Well, my first Phrag and my first Phraggin problem perhaps? LOL... Sorry, bad joke...

I noticed today that the very top leaf had died, although the rest of the fan and the two new fans appear healthy. Is this natural or something I should be worried about?


----------



## Erythrone (Jan 9, 2013)

Not normal... 

How was the leaf when it died? reddish and dry? Still green but water soaked? Other signs ?


----------



## Paul Mc (Jan 9, 2013)

It was drying out and was light brown. Pulled/broke out fairly easily and didnt appear to be moist/mushy from what I was able to get. My first thought was rot at the base, but not sure.


----------



## Shiva (Jan 9, 2013)

Probable condensation at the bottom of the leaf. The top leaf (or center leaf) is always very thin at the base and it doesn't take much rot to kill it. The rest of the plant might be OK, but if that growth hasn't flowered before, it won't for sure now. There is no remedy that I can think of. By the time you notice the leaf drying, it's already too late. Good thing is, it doesn't happen often, so far as I know.


----------



## Paul Mc (Jan 9, 2013)

Whew... It had just finished flowering ad the stalk was dead and cut a few weeks ago. I'm grateful though it has 2 new growths!
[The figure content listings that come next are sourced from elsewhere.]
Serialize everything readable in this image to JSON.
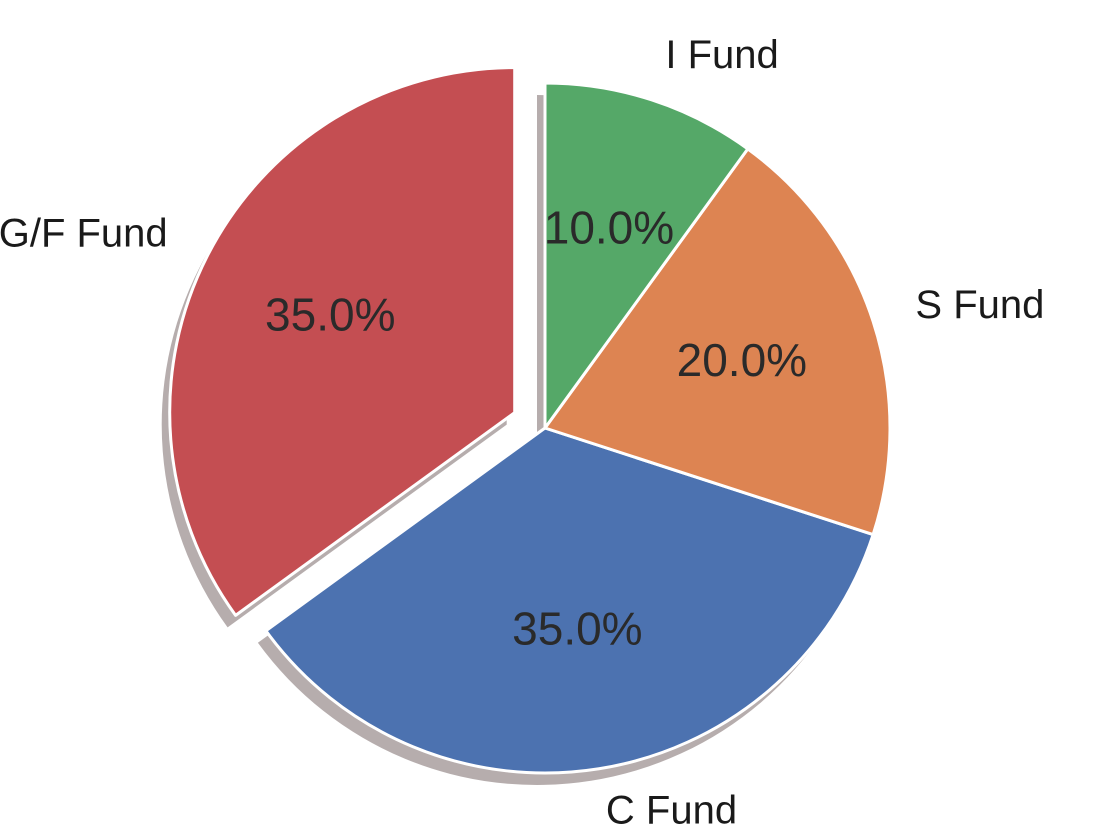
{
  "chart_data": {
    "type": "pie",
    "title": "",
    "slices": [
      {
        "label": "G/F Fund",
        "value": 35.0,
        "pct_label": "35.0%",
        "color": "#c44e52",
        "explode": true
      },
      {
        "label": "C Fund",
        "value": 35.0,
        "pct_label": "35.0%",
        "color": "#4c72b0",
        "explode": false
      },
      {
        "label": "S Fund",
        "value": 20.0,
        "pct_label": "20.0%",
        "color": "#dd8452",
        "explode": false
      },
      {
        "label": "I Fund",
        "value": 10.0,
        "pct_label": "10.0%",
        "color": "#55a868",
        "explode": false
      }
    ],
    "start_angle_deg": 90,
    "direction": "counterclockwise",
    "shadow": true
  }
}
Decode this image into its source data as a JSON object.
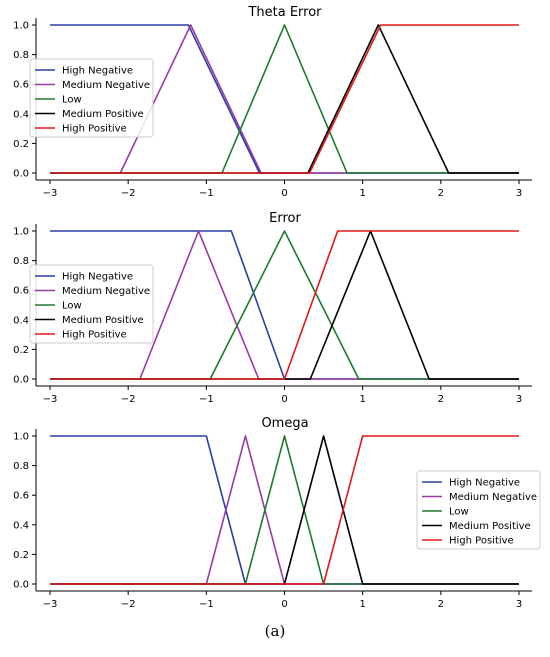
{
  "colors": {
    "high_negative": "#2a3fa6",
    "medium_negative": "#9b3aa6",
    "low": "#1e7a2e",
    "medium_positive": "#000000",
    "high_positive": "#e01818",
    "axis": "#000000"
  },
  "caption": "(a)",
  "chart_data": [
    {
      "type": "line",
      "title": "Theta Error",
      "xlim": [
        -3,
        3
      ],
      "ylim": [
        0,
        1
      ],
      "xticks": [
        -3,
        -2,
        -1,
        0,
        1,
        2,
        3
      ],
      "xtick_labels": [
        "−3",
        "−2",
        "−1",
        "0",
        "1",
        "2",
        "3"
      ],
      "yticks": [
        0,
        0.2,
        0.4,
        0.6,
        0.8,
        1.0
      ],
      "ytick_labels": [
        "0.0",
        "0.2",
        "0.4",
        "0.6",
        "0.8",
        "1.0"
      ],
      "grid": false,
      "legend_position": "left",
      "series": [
        {
          "name": "High Negative",
          "color_key": "high_negative",
          "x": [
            -3,
            -1.23,
            -0.32,
            3
          ],
          "y": [
            1,
            1,
            0,
            0
          ]
        },
        {
          "name": "Medium Negative",
          "color_key": "medium_negative",
          "x": [
            -3,
            -2.1,
            -1.2,
            -0.3,
            3
          ],
          "y": [
            0,
            0,
            1,
            0,
            0
          ]
        },
        {
          "name": "Low",
          "color_key": "low",
          "x": [
            -3,
            -0.8,
            0,
            0.8,
            3
          ],
          "y": [
            0,
            0,
            1,
            0,
            0
          ]
        },
        {
          "name": "Medium Positive",
          "color_key": "medium_positive",
          "x": [
            -3,
            0.3,
            1.2,
            2.1,
            3
          ],
          "y": [
            0,
            0,
            1,
            0,
            0
          ]
        },
        {
          "name": "High Positive",
          "color_key": "high_positive",
          "x": [
            -3,
            0.32,
            1.23,
            3
          ],
          "y": [
            0,
            0,
            1,
            1
          ]
        }
      ]
    },
    {
      "type": "line",
      "title": "Error",
      "xlim": [
        -3,
        3
      ],
      "ylim": [
        0,
        1
      ],
      "xticks": [
        -3,
        -2,
        -1,
        0,
        1,
        2,
        3
      ],
      "xtick_labels": [
        "−3",
        "−2",
        "−1",
        "0",
        "1",
        "2",
        "3"
      ],
      "yticks": [
        0,
        0.2,
        0.4,
        0.6,
        0.8,
        1.0
      ],
      "ytick_labels": [
        "0.0",
        "0.2",
        "0.4",
        "0.6",
        "0.8",
        "1.0"
      ],
      "grid": false,
      "legend_position": "left",
      "series": [
        {
          "name": "High Negative",
          "color_key": "high_negative",
          "x": [
            -3,
            -0.68,
            0,
            3
          ],
          "y": [
            1,
            1,
            0,
            0
          ]
        },
        {
          "name": "Medium Negative",
          "color_key": "medium_negative",
          "x": [
            -3,
            -1.85,
            -1.1,
            -0.33,
            3
          ],
          "y": [
            0,
            0,
            1,
            0,
            0
          ]
        },
        {
          "name": "Low",
          "color_key": "low",
          "x": [
            -3,
            -0.95,
            0,
            0.95,
            3
          ],
          "y": [
            0,
            0,
            1,
            0,
            0
          ]
        },
        {
          "name": "Medium Positive",
          "color_key": "medium_positive",
          "x": [
            -3,
            0.33,
            1.1,
            1.85,
            3
          ],
          "y": [
            0,
            0,
            1,
            0,
            0
          ]
        },
        {
          "name": "High Positive",
          "color_key": "high_positive",
          "x": [
            -3,
            0,
            0.68,
            3
          ],
          "y": [
            0,
            0,
            1,
            1
          ]
        }
      ]
    },
    {
      "type": "line",
      "title": "Omega",
      "xlim": [
        -3,
        3
      ],
      "ylim": [
        0,
        1
      ],
      "xticks": [
        -3,
        -2,
        -1,
        0,
        1,
        2,
        3
      ],
      "xtick_labels": [
        "−3",
        "−2",
        "−1",
        "0",
        "1",
        "2",
        "3"
      ],
      "yticks": [
        0,
        0.2,
        0.4,
        0.6,
        0.8,
        1.0
      ],
      "ytick_labels": [
        "0.0",
        "0.2",
        "0.4",
        "0.6",
        "0.8",
        "1.0"
      ],
      "grid": false,
      "legend_position": "right",
      "series": [
        {
          "name": "High Negative",
          "color_key": "high_negative",
          "x": [
            -3,
            -1,
            -0.5,
            3
          ],
          "y": [
            1,
            1,
            0,
            0
          ]
        },
        {
          "name": "Medium Negative",
          "color_key": "medium_negative",
          "x": [
            -3,
            -1,
            -0.5,
            0,
            3
          ],
          "y": [
            0,
            0,
            1,
            0,
            0
          ]
        },
        {
          "name": "Low",
          "color_key": "low",
          "x": [
            -3,
            -0.5,
            0,
            0.5,
            3
          ],
          "y": [
            0,
            0,
            1,
            0,
            0
          ]
        },
        {
          "name": "Medium Positive",
          "color_key": "medium_positive",
          "x": [
            -3,
            0,
            0.5,
            1,
            3
          ],
          "y": [
            0,
            0,
            1,
            0,
            0
          ]
        },
        {
          "name": "High Positive",
          "color_key": "high_positive",
          "x": [
            -3,
            0.5,
            1,
            3
          ],
          "y": [
            0,
            0,
            1,
            1
          ]
        }
      ]
    }
  ]
}
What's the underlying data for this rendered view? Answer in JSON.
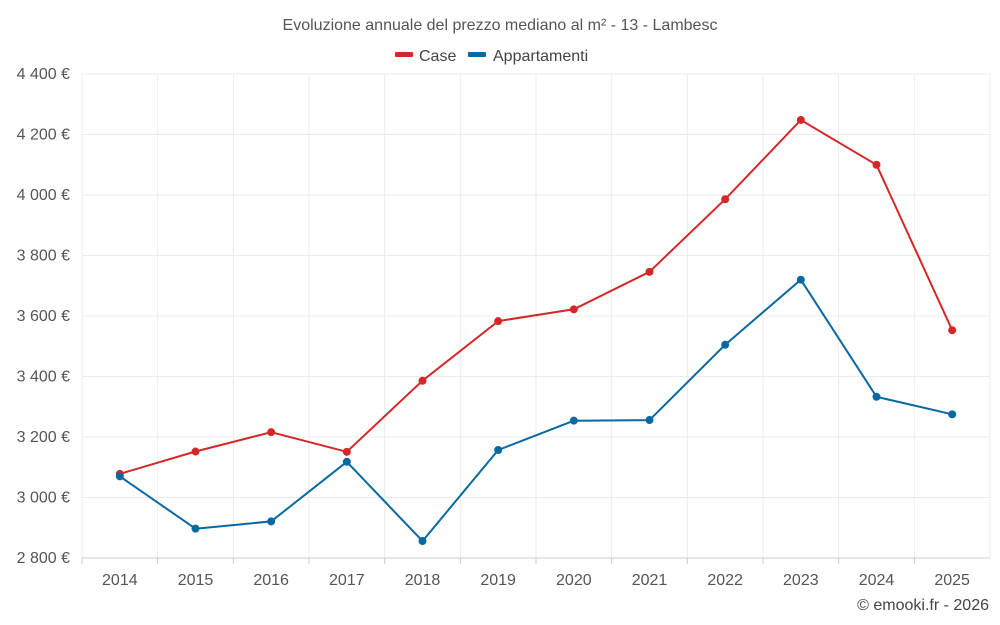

It is one of the most expensive orchids I own, but I got it on the discount/done blooming rack along with a 20% membership discount, so the $85 original price ended up being total discounted to around $20! LOL. Bargain shopping at its finest!

So, I assume there is nothing I need to do then? Just protect the new growths from water in the crown?


----------



## NYEric (Jan 9, 2013)

Yes, be careful watering. What Phrag did you get?


----------



## Rick (Jan 9, 2013)

Shiva said:


> The rest of the plant might be OK, but if that growth hasn't flowered before, it won't for sure now.



In most cases I would say that is true, but soon I will be posting a pic of a blooming wallisii that did loose the small center leaf to rot, and then went ahead and spiked anyway!!

I thought for sure that growth was a loser, so I'm very amazed myself.

I don't think its very odd to loose those old sheath like leaves to rot like conditions on old bloomed growths.

But if I do have an unbloomed growth that looses the youngest middle leaf as described, the plant usually puts out some new basal growths pretty soon after.


----------



## Rick (Jan 9, 2013)

I've also had a few cases that after loosing the crown leaf, the plant put up a whole new growth (almost like a kieki) from the crown, which ultimately bloomed when it matured.


----------



## cnycharles (Jan 9, 2013)

a few years ago I had some phrags in a water trough in my cool bedroom and I think when things got too cool for them, some of the plants had this happen when the new growth aborted. it could have been from condensation, or just the growth shut down because of the temps and didn't start back up again. could also have gotten dry in between while being too cold; that was happening at that time periodically


----------



## Paul Mc (Jan 9, 2013)

Interesting. Thanks everyone!

It's a Phrag. Grande 4N x (boisserianum x pearcii). I know I like Grandes, so I'm sure I will love this one. Just not sure what it really looks like, lol...


----------



## Rick (Jan 9, 2013)

The restarts I noted may be due to the hormones in the kelp extract I like to use.

But I believe Slipperking Rick has seen some similar things, and he isn't using kelp or hormones (as far as I know).


----------



## likespaphs (Jan 9, 2013)

Paul Mc said:


> Whew... It had just finished flowering ad the stalk was dead and cut a few weeks ago....



was the leaf that died on the growth that just finished flowering?


----------



## Paul Mc (Jan 9, 2013)

It was the newest formed leaf and the flower stalk came from the middle of that one.


----------



## Rick (Jan 9, 2013)

Paul Mc said:


> It was the newest formed leaf and the flower stalk came from the middle of that one.



Do you have multiple new growths coming out of the base of the old, post bloomed, growth?


----------



## likespaphs (Jan 9, 2013)

do you know that each growth blooms with one inflorescence/flower stalk and then that growth dies?
they're like Paphs that way
(sorry to be redundant if you know that)
do you happen to have a photo?


----------



## Paul Mc (Jan 9, 2013)

Rick, there are two new substantially sized growths from the base. They are almost as large as the original! I'm a happy man with that!

I actually did not know that they died once they bloomed! The only Paph/Phrag I've ever gotten to bloom is a sequential bloomer, albeit its stalled while a new growth is quickly emerging. Thanks for that info!!! Good to know!


----------



## Paul Mc (Jan 9, 2013)

I will get you a photo in the morning. Our light isn't the best since we don't have overhead lights in most rooms. Old house comes with its charms and drawbacks, lol...


----------



## likespaphs (Jan 11, 2013)

yup, but the new growths will grow until they mature, flower, then they too will die but their place will be taken over by new growths


----------



## Rick (Jan 11, 2013)

likespaphs said:


> then they too will die but their place will be taken over by new growths



They don't always die that fast after blooming either. Sometimes they may hold up for several growth/blooming seasons before getting recycled into new growth.


----------